No duplo sentido da palavra "engenho" estão contidas as duas linhas de força do filme: de um lado, o contexto de decadência dos engenhos de açúcar do Nordeste, engolidos pelas usinas; de outro, a força criativa de José Lins do Rego (1901-1957), autor de "Menino de Engenho", que plasmou em literatura esse processo social.
Paraibano de Itabaiana, cidade vizinha à Pilar natal de Lins do Rego, Carvalho diz que o filme tem aspecto autobiográfico, pois a figura do escritor foi importante na sua formação.
"Meu pai era fanático por Zé Lins e eu comecei a ler os livros dele logo depois de me alfabetizar", conta o diretor, que na infância foi punido com a palmatória pela mesma Dona Marieta, então já velhinha, que aparece moça no livro "Meus Verdes Anos", de Lins do Rego.
Carvalho levou cinco anos para concluir seu documentário. A demora se deveu à falta de recursos (o Fundo de Ajuda à Cultura, de Brasília, só entrou no final da produção) e à incessante descoberta de novos documentos sobre o escritor.

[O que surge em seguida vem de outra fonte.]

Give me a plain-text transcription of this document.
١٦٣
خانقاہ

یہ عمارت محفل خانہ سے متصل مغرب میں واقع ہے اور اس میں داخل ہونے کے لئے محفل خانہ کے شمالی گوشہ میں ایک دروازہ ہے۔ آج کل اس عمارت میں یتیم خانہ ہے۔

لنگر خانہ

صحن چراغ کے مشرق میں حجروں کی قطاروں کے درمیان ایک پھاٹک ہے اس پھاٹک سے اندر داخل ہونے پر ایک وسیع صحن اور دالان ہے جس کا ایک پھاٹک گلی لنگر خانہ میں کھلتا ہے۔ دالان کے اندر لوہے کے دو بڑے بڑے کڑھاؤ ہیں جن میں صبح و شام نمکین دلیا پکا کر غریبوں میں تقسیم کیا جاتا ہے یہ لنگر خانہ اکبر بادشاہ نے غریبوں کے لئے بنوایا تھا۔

"Às vésperas de mixar o filme, uma das filhas de Zé Lins, Maria Cristina, achou a fita da entrevista que ele deu a uma rádio de Lisboa em 1956", diz o diretor, que reorganizou o material para utilizar esse depoimento como fio condutor.

Paixão rubro-negra
Vladimir Carvalho fez a maior parte da sua pesquisa no Rio, onde vasculhou os arquivos fotográficos da Academia Brasileira de Letras, do Arquivo Nacional e da editora José Olympio, além de consultar o acervo rico e disperso das três filhas do escritor.
Encontrou coisas preciosas, como registros cinematográficos de José Lins do Rego nos casamentos de duas filhas e cantando em um banquete do Flamengo, seu clube de coração, do qual foi dirigente.
A paixão rubro-negra do escritor, aliás, ocupa boa parte do documentário, que chega a exibir trechos de um fatídico Botafogo 2 x 1 Flamengo no Maracanã. O escritor e amigo Carlos Heitor Cony chama a atenção para uma foto em que Lins do Rego aparece "convulsionado pelo pranto", abraçado a uma bandeira do Flamengo, depois de uma derrota do time, possivelmente a mesma mostrada no documentário.

Morte acidental
O ponto nevrálgico do filme é um fato trágico ocorrido na infância do escritor e mantido em segredo pela família durante um século: quando menino, Zé Lins matou acidentalmente um amigo com um tiro.
Para vários dos entrevistados no documentário, essa obscura tragédia teria moldado a personalidade de Lins do Rego, ao lado da perda da mãe aos seis meses de idade e da asma que o acompanhou na infância.
Outro tema central é a amizade íntima entre Lins do Rego e Gilberto Freyre, comentada por entrevistados como Carlos Heitor Cony e Ariano Suassuna e ilustrada por lindas fotos. Numa delas, Freyre aparece nu, tomando banho de cachoeira.
Para Carvalho, o sentimento pessoal de perda que marcou a vida do escritor ecoa o processo de decadência dos engenhos. Dessa simbiose entre o íntimo e o histórico, Lins do Rego forjou clássicos como "Menino de Engenho" e "Fogo Morto".
Por falar em perda, melancolia e esquecimento: no filme, o diretor entrevista crianças da escola pública José Lins do Rego, em Pilar. Nenhuma delas sabe quem foi o escritor.